Onirophrénie, l’histoire de l’attrape-rêves cassé

12 juin 2017

C’est en me traînant une étrange fièvre inexpliquée que j’ai terminé l’autre jour Onirophrénie, un machin post-apo un peu bizarre de 420 000 signes. Ce texte n’était pas prévu (parce que, je ne sais pas si vous avez oublié, mais je devais bosser sur la publication de Tueurs d’anges à la place, et me remettre au travail sur les notes de L’Épine Noire, mon projet fantasy), il est venu un peu comme ça, comme une envie soudaine. D’ailleurs, je n’ai pas l’intention de le retravailler et de le corriger de sitôt, il fallait juste que je l’écrive. Il fallait que les mots sortent.

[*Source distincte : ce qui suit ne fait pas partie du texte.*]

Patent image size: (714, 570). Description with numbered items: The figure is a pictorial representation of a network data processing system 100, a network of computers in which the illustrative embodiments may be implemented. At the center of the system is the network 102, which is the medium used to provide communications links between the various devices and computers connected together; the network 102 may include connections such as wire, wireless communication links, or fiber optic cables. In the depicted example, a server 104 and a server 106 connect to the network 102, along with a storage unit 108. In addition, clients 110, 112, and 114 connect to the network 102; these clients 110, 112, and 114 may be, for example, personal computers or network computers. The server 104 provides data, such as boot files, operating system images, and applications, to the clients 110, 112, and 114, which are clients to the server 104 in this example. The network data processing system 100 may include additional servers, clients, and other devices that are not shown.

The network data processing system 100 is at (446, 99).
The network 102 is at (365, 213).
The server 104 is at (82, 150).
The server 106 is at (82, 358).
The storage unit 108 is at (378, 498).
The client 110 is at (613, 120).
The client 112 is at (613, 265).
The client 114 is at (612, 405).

Onirophrénie, c’est l’histoire de Lili, ma marcheuse de rêves, que vous connaissez déjà si vous avez lu la trilogie de nouvelles L’attrape-rêves, dans Fêlures, ou La balade des marcheurs de rêves. Ce dernier texte, d’ailleurs, c’est une introduction à son histoire, les premières pages d’Onirophrénie reprennent presque mot pour mot les dernières pages de la nouvelle. L’on découvre comment Lili survit pendant les 600 jours de la fin du monde, en compagnie de Fañch, un ado jeté dehors par ses parents quand ils ont découvert son homosexualité, et comment elle vivote comme elle le peut, en prise avec son pouvoir capricieux de marcheuse de rêves et ses chagrins jamais réglés. Ce qui, au final, revient au même : les rêves ne sont que l’expression de la psyché humaine, ce qui signifie que son don si particulier se confond avec ses peines.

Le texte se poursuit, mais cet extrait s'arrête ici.